Sardé: There were a few challenging aspects. Firstly we live in different cities and in different countries so we had to do our planning and brainstorming over video calls and texting and while it wasn’t so bad I think there is more fluidity when you can collaborate in person. Another challenging aspect was communicating the vibe we wanted for the score but our friend Henry Wood really understood the assignment and created something beautiful. I would assume for Somer the most challenging aspect is the time consuming act of paper stop motion, cutting out every single piece and shooting so many frames.
Somer: Obviously the whole stop motion animating process is the hardest part for me. I have to control and be very consistent about so many aspects of the environment which is hard to do in my studio/bedroom which I share with my boyfriend. One of the most challenging aspects of stop motion for me is the lighting. Since I work in such a cramped shared space, I have to set up black out curtains that can be easily moved every time I'm not animating.
Stop motion is a time consuming process, every second of the animation is hours of work. Everything is cut out on paper by my hands and all shot by me. I am constantly learning new things about stop motion.
Looking back, is there anything you would do differently?
Somer: I think anything I make and put out into the world has to be critiqued by myself during and afterwards so regrets come and go. It’s hard to love something completely after it's finished. I love how the animation turned out but there’s always going to scenes that I'll rewatch and nitpick every single mistake. I’ve come to terms with this sort of self critical art process but honestly that's how I get better. Being very new to animating and self teaching myself everything, there’s always going to be room to grow and get better. So yes, there will always be something that I wish I did differently but there’s only so much you can do with skill and knowledge at a given moment. Growth is essential.
Sardé: When it’s a personal story, one is always going to be hyper critical of the product. We set a timeline for ourselves. We knew we wanted it done at the start of 2021, I think had we not been doing this during a pandemic and had more time and resources, I might have hired someone else to do the narration as opposed to doing it myself. I think that yes it adds an authenticity to the story but I can’t help but be critical of my own voice.
Where did your passion for animation come from?
Somer: I was always watching animations since I was a kid. There’s something so fun and beautiful about the intense attraction to cartoons that kids have. I think for me personally, I love how you can make your own imagery come to life and really think hard about how things move. It's so gratifying to make something move around even though the process can be frustrating and painful.
Now you can be reflective, what advice or tips would you offer a fellow filmmaker?

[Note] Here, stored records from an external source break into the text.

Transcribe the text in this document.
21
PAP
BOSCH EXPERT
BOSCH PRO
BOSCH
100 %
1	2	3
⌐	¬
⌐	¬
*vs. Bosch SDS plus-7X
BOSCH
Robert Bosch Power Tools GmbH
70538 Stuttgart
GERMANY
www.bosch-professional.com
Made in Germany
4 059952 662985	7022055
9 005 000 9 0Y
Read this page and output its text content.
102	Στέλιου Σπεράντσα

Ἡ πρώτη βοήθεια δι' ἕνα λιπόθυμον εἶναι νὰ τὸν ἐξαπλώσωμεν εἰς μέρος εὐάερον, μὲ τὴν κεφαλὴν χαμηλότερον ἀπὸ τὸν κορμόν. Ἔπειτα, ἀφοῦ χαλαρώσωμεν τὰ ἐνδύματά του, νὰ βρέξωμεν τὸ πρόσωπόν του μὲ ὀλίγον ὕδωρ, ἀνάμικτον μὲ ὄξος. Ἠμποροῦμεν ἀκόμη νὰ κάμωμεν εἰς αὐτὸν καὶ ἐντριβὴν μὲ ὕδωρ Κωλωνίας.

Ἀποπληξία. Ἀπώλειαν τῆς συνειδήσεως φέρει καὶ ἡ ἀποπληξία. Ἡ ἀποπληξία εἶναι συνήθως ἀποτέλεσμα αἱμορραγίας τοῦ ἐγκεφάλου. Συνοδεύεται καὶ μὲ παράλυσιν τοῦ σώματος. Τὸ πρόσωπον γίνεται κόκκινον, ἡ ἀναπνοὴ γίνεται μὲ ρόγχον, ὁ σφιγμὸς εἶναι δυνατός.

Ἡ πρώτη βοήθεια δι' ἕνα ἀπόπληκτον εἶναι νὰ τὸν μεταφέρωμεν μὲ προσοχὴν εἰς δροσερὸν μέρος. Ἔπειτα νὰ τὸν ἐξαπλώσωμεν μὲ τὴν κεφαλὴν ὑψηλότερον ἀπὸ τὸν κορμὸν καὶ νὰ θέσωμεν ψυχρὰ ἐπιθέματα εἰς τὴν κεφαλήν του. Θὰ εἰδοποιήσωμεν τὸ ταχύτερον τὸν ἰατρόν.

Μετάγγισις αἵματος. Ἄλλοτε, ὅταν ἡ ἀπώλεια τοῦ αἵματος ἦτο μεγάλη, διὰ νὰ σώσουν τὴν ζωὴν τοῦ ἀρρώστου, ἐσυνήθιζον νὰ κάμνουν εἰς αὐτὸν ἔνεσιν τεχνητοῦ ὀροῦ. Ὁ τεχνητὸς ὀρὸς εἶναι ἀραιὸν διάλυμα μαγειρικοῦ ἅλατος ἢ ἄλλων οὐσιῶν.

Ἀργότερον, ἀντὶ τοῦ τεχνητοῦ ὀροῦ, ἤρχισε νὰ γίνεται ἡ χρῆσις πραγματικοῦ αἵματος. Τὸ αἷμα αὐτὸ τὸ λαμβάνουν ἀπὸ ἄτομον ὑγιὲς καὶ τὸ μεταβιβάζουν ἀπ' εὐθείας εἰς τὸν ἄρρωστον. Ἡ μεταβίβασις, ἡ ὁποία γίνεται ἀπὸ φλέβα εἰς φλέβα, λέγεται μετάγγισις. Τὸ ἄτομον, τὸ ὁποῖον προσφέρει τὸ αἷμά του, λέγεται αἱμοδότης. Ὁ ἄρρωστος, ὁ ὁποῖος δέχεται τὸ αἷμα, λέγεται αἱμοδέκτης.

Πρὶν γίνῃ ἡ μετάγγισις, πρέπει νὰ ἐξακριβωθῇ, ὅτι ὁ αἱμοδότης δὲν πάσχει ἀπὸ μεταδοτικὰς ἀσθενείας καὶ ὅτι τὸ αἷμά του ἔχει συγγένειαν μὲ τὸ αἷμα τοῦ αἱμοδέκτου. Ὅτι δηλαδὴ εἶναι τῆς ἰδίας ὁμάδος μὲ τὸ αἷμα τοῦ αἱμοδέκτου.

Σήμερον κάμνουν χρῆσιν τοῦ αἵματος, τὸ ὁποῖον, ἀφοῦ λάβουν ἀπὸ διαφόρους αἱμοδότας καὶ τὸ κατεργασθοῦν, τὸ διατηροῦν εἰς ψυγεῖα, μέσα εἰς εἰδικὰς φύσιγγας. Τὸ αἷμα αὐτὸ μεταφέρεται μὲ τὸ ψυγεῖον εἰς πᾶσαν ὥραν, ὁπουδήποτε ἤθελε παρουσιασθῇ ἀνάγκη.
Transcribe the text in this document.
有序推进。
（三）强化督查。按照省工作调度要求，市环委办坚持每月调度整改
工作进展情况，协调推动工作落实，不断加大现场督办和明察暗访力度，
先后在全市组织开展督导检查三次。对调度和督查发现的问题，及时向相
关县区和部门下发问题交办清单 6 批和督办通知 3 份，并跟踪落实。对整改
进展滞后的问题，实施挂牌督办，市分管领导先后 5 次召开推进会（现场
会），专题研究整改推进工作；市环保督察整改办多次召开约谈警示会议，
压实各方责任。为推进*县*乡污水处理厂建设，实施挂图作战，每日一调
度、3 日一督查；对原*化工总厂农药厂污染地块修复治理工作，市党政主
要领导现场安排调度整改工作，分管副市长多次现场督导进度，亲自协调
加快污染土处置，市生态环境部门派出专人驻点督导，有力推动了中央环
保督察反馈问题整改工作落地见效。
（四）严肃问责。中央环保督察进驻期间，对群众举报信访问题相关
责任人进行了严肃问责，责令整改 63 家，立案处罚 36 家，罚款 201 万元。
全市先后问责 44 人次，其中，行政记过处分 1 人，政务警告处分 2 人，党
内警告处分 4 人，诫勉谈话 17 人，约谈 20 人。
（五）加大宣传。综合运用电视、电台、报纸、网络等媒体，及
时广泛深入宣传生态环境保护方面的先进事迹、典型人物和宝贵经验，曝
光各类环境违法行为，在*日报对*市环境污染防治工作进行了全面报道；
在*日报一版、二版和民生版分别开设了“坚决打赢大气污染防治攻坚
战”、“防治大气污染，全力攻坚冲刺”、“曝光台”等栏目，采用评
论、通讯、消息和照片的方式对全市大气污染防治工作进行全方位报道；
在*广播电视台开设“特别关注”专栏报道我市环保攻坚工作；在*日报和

Sardé: Don’t be afraid of collaboration! The process of filmmaking is inherently collaborative but so often people feel the need to bear the weight of the process themselves. Working with others will make your views more expansive
Somer: Even if something you make feels daunting and frustrating, there is an end. But seriously, it's worth seeing projects through and it's so satisfying to see end results.
And finally, what do you hope people will take away from Wild Flower?
Sardé: I guess for me just that maybe it opens some people’s understanding to the foster care system. I don’t think most people consider how these systems and experiences affect children. As a child going through it, I don’t even know that I fully understood what was happening. Only much later in life was I able to reflect on how this time truly shaped me. but also there is beauty beneath all human experience and we can find ways to harness any darkness in our lives into creativity.